Textbooks have included the occasional awful problem ever since Pebbles Flintstone and Bamm-Bamm Rubble chiseled their homework on slate tablets while attending Bedrock Elementary. But even with the understanding that there have been children have been doing awful homework problems since the dawn of time (and long before the advent of the Common Core), this one is a doozy.

There’s no sense having a debate about standards for elementary mathematics if textbook publishers can’t construct sentences that can be understood by students (or their parents). On its face, problems 11 and 12 don’t look so bad. For #11, the appropriate inequality is $1400 + 243 + w \le 2000$ $1643 + w \le 2000$ $w \le 357$

For #12, the inequality is $7 + g \le 15$ $g \le 8$.

These indeed are the answers that the textbook is expecting. However, both answers are wrong because both $w$ and $g$ have to be positive.

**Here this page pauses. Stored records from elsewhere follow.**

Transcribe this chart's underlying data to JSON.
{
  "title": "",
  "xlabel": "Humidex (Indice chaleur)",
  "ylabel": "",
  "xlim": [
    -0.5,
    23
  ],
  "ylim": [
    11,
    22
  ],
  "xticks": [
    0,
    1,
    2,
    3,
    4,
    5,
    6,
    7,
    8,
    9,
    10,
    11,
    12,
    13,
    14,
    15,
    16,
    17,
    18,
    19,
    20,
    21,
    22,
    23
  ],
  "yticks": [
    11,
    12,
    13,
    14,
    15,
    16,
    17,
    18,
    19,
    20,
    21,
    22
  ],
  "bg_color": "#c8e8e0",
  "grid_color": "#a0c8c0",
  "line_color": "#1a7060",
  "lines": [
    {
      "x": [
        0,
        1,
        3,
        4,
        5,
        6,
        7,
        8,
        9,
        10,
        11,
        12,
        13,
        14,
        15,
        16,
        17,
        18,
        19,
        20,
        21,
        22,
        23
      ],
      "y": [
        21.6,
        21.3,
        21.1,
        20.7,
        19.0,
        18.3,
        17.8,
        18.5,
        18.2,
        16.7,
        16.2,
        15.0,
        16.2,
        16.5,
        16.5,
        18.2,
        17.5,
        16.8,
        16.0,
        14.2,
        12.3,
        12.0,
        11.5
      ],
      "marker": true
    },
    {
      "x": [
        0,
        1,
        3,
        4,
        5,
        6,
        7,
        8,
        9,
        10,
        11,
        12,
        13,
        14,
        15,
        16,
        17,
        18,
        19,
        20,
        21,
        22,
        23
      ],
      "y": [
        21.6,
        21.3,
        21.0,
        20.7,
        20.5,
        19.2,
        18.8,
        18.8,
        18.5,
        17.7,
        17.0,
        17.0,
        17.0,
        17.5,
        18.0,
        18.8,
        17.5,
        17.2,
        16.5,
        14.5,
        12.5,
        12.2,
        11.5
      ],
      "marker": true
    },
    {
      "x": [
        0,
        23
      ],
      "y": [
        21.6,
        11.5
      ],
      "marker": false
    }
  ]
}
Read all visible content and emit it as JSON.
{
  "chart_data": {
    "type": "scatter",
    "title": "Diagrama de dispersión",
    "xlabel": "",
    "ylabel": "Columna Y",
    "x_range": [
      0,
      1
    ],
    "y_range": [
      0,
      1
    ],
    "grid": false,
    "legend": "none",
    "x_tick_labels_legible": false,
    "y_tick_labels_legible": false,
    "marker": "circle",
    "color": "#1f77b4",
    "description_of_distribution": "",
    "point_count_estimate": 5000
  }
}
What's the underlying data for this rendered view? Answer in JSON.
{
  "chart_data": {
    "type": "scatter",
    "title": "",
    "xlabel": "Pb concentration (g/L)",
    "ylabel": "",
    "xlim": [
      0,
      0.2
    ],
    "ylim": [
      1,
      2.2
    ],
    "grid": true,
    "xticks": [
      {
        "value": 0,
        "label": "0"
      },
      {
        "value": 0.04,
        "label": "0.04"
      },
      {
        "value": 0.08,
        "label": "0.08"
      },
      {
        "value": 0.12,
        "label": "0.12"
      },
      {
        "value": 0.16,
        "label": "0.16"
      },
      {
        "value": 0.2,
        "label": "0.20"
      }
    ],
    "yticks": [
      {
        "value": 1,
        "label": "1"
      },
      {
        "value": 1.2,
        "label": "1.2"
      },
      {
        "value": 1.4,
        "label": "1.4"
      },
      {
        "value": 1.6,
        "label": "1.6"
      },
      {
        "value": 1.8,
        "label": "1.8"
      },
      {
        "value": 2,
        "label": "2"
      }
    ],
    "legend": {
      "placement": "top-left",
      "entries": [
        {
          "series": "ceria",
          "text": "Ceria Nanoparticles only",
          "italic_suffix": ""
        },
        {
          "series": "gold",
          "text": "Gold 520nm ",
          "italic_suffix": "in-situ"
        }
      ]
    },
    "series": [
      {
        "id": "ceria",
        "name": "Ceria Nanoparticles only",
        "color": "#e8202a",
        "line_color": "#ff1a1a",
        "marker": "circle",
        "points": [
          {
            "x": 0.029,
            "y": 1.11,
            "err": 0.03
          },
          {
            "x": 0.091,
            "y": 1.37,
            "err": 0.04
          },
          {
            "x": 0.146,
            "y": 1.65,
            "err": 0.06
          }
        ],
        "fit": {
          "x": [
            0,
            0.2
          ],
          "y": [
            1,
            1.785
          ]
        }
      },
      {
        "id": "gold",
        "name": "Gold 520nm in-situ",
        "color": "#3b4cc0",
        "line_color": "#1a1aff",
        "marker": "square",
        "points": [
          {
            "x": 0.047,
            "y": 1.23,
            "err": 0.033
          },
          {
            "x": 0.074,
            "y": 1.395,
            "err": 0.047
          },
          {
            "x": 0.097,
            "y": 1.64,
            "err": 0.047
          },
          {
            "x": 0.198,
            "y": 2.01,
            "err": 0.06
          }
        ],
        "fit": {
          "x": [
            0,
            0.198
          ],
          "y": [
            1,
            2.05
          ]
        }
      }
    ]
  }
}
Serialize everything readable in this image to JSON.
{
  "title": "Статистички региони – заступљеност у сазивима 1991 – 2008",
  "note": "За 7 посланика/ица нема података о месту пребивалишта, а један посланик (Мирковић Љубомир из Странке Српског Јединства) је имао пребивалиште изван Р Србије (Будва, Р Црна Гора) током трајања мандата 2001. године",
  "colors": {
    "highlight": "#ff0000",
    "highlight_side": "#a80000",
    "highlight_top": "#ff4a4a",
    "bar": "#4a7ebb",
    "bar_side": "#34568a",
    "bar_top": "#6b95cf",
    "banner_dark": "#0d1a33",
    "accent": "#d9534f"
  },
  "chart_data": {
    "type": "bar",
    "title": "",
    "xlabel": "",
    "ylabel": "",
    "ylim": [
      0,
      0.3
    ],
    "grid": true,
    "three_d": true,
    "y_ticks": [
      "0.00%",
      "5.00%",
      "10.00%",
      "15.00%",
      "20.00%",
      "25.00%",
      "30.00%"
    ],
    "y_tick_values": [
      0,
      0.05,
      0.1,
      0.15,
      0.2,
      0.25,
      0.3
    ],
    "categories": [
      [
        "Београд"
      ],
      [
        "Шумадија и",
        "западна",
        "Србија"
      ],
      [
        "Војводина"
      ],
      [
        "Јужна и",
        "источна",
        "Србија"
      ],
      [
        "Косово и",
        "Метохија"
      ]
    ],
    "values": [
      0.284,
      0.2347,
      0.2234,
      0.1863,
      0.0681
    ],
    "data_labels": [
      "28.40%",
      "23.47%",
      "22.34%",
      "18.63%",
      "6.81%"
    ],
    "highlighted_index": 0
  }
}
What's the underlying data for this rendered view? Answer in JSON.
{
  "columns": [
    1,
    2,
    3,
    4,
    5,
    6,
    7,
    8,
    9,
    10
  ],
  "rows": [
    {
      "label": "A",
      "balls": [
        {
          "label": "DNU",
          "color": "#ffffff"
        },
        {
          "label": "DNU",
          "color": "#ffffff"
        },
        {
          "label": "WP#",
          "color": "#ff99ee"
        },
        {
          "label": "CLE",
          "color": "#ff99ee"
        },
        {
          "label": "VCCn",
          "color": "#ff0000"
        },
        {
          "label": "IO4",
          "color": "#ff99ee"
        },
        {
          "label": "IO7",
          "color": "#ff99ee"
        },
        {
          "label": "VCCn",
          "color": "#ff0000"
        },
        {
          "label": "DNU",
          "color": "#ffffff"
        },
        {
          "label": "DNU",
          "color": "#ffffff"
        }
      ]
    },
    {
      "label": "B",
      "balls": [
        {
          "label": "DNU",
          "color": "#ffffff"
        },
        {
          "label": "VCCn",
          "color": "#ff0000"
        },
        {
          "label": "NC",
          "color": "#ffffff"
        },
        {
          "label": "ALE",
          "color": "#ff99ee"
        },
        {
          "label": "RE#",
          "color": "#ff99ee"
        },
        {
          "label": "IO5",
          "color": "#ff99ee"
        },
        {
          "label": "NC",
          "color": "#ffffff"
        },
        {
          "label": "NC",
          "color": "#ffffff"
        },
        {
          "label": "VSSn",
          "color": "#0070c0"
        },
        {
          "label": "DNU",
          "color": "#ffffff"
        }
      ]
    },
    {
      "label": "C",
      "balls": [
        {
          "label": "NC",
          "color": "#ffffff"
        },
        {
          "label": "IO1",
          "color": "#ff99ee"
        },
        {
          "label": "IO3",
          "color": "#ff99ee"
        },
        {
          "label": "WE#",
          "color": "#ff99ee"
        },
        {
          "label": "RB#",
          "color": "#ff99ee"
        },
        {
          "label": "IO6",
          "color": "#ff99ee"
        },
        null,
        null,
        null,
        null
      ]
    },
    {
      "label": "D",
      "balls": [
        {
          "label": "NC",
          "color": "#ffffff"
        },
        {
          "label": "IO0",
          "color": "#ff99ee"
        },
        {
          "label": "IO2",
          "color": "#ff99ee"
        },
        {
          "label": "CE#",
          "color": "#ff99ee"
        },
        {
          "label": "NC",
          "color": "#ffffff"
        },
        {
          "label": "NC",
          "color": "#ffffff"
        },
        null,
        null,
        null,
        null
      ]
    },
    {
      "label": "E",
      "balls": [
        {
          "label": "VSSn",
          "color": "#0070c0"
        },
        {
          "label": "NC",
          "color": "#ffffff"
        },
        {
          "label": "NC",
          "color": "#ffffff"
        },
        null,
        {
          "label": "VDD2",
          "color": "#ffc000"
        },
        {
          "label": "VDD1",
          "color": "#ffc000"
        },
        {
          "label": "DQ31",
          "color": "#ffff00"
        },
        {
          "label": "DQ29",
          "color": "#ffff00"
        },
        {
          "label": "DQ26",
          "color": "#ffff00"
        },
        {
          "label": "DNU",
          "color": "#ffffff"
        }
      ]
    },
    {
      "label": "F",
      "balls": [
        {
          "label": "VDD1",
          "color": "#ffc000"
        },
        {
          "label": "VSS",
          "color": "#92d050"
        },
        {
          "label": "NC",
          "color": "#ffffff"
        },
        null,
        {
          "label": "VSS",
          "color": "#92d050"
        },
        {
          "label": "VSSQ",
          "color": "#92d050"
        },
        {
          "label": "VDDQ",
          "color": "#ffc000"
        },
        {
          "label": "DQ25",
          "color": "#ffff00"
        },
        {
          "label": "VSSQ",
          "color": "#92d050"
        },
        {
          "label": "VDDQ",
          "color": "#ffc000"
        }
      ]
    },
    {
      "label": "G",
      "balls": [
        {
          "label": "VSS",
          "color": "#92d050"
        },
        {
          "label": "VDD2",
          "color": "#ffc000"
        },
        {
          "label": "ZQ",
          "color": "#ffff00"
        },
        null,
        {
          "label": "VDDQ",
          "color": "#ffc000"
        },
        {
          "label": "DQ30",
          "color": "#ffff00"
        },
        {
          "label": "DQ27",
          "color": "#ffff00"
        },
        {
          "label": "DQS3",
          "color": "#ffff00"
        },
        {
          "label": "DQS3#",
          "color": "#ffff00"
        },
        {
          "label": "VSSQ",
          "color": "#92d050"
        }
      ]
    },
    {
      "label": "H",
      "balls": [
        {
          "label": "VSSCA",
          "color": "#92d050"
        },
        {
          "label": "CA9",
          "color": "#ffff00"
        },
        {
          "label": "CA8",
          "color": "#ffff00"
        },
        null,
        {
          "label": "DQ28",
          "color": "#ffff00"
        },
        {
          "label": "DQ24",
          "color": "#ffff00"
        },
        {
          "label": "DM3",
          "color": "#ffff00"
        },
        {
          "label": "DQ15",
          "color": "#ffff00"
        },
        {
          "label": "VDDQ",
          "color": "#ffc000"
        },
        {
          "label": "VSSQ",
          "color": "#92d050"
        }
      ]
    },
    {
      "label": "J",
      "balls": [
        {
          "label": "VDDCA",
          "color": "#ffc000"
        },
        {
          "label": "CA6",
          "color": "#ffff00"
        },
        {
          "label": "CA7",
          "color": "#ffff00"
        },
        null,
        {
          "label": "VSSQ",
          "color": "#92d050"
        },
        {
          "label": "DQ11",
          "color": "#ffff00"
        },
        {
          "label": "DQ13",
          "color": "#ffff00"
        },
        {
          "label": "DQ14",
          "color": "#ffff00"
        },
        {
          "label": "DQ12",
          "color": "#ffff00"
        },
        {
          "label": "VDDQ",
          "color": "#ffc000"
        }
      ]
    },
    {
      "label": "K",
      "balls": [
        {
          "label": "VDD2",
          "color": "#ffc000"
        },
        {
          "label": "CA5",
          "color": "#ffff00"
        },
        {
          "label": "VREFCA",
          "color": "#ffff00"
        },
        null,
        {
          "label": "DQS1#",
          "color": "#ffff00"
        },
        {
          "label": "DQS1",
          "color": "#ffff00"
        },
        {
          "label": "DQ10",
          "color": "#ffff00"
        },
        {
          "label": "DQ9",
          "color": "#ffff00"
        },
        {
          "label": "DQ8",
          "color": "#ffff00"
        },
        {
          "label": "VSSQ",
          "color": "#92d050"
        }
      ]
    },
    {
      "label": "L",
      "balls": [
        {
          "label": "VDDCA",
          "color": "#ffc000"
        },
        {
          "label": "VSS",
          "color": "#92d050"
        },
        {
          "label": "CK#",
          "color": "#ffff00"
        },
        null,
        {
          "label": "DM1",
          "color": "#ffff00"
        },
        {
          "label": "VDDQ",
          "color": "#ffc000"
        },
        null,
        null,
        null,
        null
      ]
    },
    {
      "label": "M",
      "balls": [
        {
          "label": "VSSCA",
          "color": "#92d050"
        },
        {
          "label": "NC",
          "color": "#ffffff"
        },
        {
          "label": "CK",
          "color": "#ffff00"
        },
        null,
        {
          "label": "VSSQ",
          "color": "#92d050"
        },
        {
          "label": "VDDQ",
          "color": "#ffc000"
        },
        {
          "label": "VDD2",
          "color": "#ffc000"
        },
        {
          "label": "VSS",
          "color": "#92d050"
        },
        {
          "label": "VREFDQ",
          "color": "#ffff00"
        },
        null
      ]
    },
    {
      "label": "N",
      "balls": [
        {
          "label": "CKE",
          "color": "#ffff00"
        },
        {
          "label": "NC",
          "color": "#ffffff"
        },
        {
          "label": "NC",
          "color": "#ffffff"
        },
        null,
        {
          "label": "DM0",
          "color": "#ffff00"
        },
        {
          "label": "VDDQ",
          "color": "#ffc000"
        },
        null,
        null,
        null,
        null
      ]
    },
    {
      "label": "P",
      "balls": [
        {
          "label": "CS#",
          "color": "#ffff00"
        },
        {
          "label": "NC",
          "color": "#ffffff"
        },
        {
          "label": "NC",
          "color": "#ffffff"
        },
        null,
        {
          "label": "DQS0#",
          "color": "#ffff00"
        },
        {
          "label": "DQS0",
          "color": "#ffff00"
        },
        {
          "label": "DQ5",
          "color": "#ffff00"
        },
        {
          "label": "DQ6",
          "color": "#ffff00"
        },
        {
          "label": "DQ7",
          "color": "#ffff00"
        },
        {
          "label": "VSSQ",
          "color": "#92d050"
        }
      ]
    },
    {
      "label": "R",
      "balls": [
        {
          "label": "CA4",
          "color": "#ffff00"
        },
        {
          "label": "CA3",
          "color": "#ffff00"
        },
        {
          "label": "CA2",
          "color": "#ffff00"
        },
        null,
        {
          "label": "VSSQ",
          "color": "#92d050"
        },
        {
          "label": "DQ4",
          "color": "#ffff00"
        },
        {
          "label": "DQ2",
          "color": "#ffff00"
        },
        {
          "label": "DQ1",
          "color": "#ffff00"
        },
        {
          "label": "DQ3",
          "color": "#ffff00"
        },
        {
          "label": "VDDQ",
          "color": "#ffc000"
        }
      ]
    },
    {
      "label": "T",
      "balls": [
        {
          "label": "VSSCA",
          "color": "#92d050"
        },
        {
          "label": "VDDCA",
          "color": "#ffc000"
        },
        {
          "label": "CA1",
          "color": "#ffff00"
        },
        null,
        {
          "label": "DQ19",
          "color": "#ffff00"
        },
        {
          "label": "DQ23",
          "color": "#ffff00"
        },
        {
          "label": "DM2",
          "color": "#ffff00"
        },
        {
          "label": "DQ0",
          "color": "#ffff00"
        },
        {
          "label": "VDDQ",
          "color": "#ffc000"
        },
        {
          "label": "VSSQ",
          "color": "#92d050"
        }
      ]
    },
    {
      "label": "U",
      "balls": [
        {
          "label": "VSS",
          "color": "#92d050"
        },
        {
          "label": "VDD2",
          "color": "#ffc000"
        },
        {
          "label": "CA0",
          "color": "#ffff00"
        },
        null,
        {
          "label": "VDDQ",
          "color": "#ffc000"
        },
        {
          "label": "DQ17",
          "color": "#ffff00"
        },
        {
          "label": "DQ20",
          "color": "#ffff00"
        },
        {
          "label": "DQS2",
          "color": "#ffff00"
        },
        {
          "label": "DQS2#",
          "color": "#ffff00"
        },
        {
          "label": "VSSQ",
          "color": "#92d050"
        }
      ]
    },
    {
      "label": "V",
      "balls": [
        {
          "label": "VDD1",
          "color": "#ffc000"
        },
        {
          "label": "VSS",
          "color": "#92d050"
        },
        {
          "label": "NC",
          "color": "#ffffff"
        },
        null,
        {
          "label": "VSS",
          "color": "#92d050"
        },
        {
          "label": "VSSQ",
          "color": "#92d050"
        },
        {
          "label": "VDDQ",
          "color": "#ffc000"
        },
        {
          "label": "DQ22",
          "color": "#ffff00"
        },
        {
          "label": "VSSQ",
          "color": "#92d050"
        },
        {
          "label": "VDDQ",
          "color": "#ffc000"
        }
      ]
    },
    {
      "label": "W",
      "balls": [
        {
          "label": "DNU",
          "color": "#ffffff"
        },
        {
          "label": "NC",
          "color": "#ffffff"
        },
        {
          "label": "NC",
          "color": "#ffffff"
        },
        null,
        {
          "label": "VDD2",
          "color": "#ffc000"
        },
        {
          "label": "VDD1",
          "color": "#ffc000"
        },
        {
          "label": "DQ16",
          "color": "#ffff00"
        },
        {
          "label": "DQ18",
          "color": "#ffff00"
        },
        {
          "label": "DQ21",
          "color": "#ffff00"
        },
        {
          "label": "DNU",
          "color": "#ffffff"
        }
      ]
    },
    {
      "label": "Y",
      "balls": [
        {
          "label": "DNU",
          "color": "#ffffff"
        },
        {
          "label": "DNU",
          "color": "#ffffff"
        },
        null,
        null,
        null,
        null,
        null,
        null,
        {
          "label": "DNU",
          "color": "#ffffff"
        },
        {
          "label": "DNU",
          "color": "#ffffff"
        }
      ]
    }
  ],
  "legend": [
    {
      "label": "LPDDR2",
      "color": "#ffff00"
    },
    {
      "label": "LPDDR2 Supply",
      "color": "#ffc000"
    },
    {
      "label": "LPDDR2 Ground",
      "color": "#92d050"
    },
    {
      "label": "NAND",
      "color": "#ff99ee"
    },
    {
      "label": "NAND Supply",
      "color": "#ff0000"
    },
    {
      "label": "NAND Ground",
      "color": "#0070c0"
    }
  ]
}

So the answers should be $0 \le w \le 357$ and $0 \le g \le 8$. Which would be no big deal — except that these problems appeared before compound inequalities were introduced. (Notice that problems 7 through 10 only contain a single inequality.)

So, in a nutshell, the correct answers for these problems require skills that students have not yet learned at the time that they would attempt these problems.

## 2 thoughts on “Another poorly written word problem (Part 8)”

1. howardat58 says:

I would be more concerned about the use of a context and problem that can be solved by simple arithmetic. This is a classic case of using a sledgehammer to crack a nut.